TOURISM Minister Edmund Bartlett says a strong collective regional effort is needed to curtail the rapidly growing threats posed by the influx of sargassum seaweed in the Caribbean.
Among his proposals is the development of a comprehensive scientific initiative to devise the most efficient way to collect sargassum in the open sea without harming the ecosystem.
He was speaking at a regional roundtable forum at The University of the West Indies Regional Headquarters in St Andrew on Friday, held under the theme: ‘Sargassum and the Caribbean: Resilience, Innovation and Solutions’.
Bartlett noted that “masses” of sargassum, which have washed onto beaches along the Caribbean Sea, the Gulf of Mexico, and the tropical Atlantic, have smothered coral reefs, and trapped several species of marine life.

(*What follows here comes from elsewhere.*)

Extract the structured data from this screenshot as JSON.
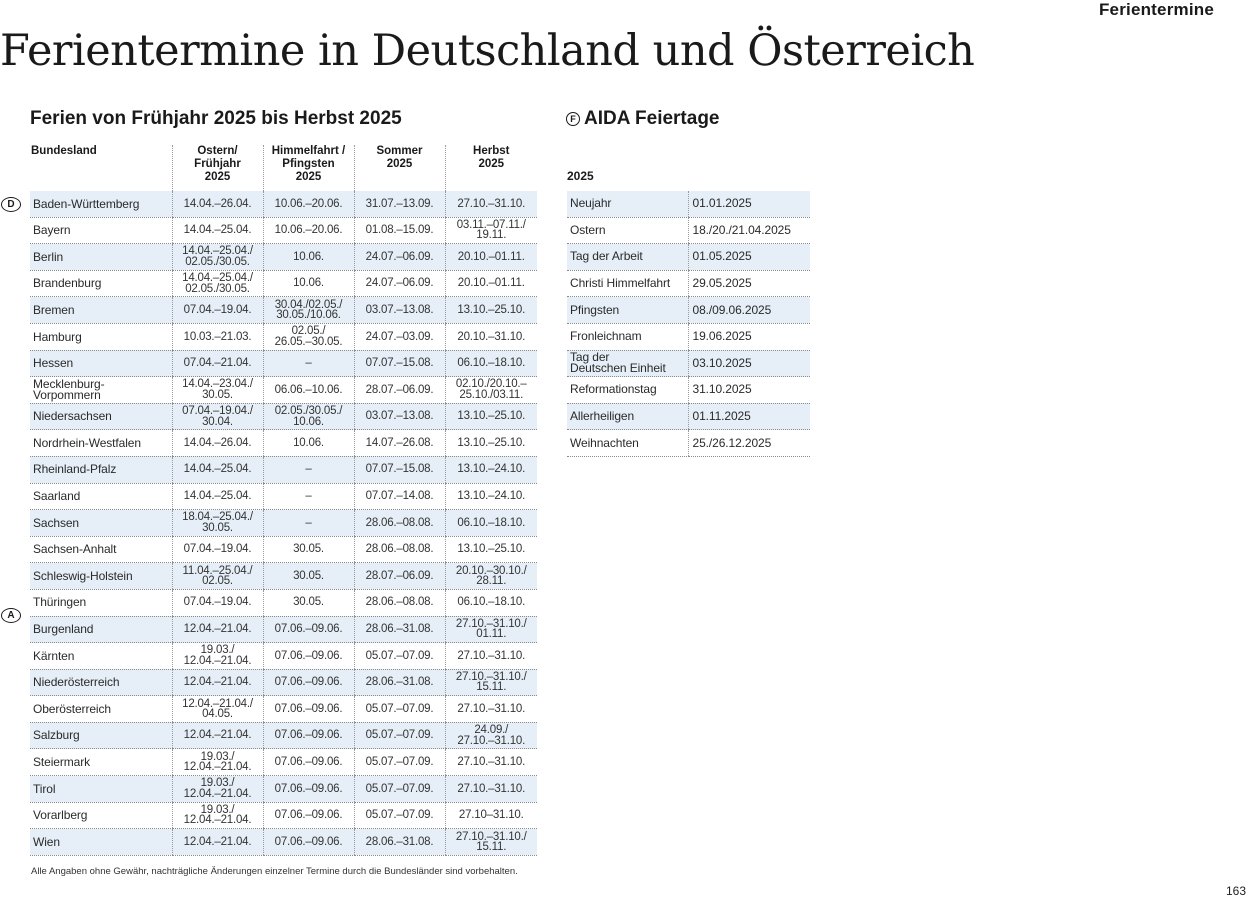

Additionally, he said the influxes have adversely impacted tourism, fishery, and nautical activities such as diving, kite-surfing and windsurfing, which have contributed to, among other things, economic instability within coastal communities dependent on these engagements.
Bartlett further pointed out that sargassum has destroyed colonies of mangroves which has, in the process, contributed to the demise of turtles and fish species and impacted human health due to decomposition of algae and the release of hydrogen sulfide.
He said the Caribbean has been experiencing “colossal influxes” of sargassum over the last nine years.
The minister noted that the onset began in 2011, continued in 2014 and 2015, but reached unprecedented levels in 2018 with more sargassum affecting the Caribbean for a longer period of time than previously observed.
Bartlett said the sargassum phenomenon is believed to be driven by a combination of man-made and natural factors.
These, he indicated, include: climate change and increased sea surface temperature; change in regional winds and ocean current patterns; the increased presence of Saharan dust; and nutrients from rivers, sewage, and nitrogen-based fertilisers.
Experts have warned that sargassum influxes will become the new norm which, if not dealt with urgently, will cause irreversible long-term damage.
“Currently, a mass of sargassum algae, measuring 550 kilometres in length, roughly the same size as Jamaica, is affecting the Mexican Coast and stretches all the way south along the Yucatan Peninsula to Belize,” the minister said.
He said that sargassum influxes have been having adverse effects on national and regional economies with substantial loss of livelihoods and economic opportunities, primarily in the fisheries and tourism sectors over the last eight years.
“It has already been estimated that tourism has dropped as much as 35 per cent as a consequence of sargassum algae washing up on a 480-kilometre-long stretch of of otherwise pristine Caribbean beaches,” Bartlett said.
He pointed out that colleague tourism ministers and industry stakeholders across the Caribbean have voiced growing concern about the seaweed’s unsightly appearance, visitor complaints, the cost of removal, and the possibility of reputational damage.
Citing a Caribbean Hotel and Tourism Association survey, Bartlett said in recent months, some regional establishments have been receiving queries and cancellations from prospective guests.
Some hotels directly impacted by sargassum are incurring huge costs for cleaning up and other related activities. In 2018, the estimated clean-up cost was US$120 million, the minister said.